SUNY Chancellor Nancy Zimpher says many of the problems with the SUNY Research Foundation cited in DiNapoli’s audit are already being addressed.

Two NYC-based Super PACs have pledged to spend half a million dollars to help Democratic state Senate candidate Cecilia Tkaczyk and to make a point that there should be less money in politics.

A Romney-Biden administration is actually a (very remote) possibility.

The Donald says he has “very big news” about Obama that he will reveal tomorrow.

The $2.25 base fare for subways and buses is likely to increase by 25 cents, warned MTA Chairman Joe Lhota.

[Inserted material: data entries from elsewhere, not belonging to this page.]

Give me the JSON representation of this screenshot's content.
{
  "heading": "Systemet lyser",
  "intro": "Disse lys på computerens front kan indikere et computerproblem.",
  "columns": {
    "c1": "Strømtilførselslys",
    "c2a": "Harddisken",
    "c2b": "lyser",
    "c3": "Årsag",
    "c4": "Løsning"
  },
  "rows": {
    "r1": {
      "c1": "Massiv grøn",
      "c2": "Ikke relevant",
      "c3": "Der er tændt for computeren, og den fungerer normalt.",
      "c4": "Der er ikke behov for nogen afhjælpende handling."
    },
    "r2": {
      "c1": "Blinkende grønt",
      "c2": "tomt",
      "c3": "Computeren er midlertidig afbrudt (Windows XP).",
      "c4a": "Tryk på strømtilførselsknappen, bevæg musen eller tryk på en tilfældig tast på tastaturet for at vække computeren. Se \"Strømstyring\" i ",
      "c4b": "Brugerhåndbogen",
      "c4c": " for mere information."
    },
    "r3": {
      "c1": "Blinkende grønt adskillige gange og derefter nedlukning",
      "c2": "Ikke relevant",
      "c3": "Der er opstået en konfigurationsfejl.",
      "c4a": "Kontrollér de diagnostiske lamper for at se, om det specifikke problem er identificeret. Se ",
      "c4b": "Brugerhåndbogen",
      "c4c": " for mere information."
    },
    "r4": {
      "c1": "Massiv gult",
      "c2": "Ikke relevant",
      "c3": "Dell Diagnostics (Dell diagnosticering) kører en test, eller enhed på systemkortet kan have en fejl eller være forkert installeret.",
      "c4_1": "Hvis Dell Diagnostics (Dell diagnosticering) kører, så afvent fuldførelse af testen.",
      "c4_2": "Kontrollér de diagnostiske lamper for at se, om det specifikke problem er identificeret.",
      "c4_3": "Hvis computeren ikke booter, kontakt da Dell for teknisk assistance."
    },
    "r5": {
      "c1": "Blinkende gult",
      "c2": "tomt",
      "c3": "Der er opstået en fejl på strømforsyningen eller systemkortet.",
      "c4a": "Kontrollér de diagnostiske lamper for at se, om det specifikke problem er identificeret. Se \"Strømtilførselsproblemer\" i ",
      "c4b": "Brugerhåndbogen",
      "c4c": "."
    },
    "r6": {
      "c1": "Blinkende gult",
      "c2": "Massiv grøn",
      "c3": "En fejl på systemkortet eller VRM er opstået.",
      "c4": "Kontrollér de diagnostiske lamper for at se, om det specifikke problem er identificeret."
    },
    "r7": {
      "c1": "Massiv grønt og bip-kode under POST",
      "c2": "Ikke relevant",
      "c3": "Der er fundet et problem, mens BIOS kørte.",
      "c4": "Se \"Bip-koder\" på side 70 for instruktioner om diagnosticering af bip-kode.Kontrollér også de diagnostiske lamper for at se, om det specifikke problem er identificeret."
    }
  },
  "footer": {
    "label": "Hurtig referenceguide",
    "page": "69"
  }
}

US Senate candidate Wendy Long says she sees the America she loves “slipping away.”

The property in Westchester County where the estranged wife of Robert F. Kennedy Jr. committed suicide in May is now for sale for almost $4 million.

Rep. Nan Hayworth accused the Times Herald-Record of misquoting her when it reported last year that she agreed with House GOP leaders that disaster aid for Hurricane Irene victims would have to be matched by spending cuts. The paper is standing by its story.

Public school districts in the Capital Region have some of the highest-paid teachers in upstate New York.

Stan Lundine, former congressman and lieutenant governor, has endorsed Democrat Nate Shinagawa of Ithaca in NY-23.

The Bloomberg administration is suing what is believed to be the largest operator of illegal hotels in New York City, seeking $1 million in damages and the creation of a restitution fund for tourists who have been duped and exposed to dangerous conditions.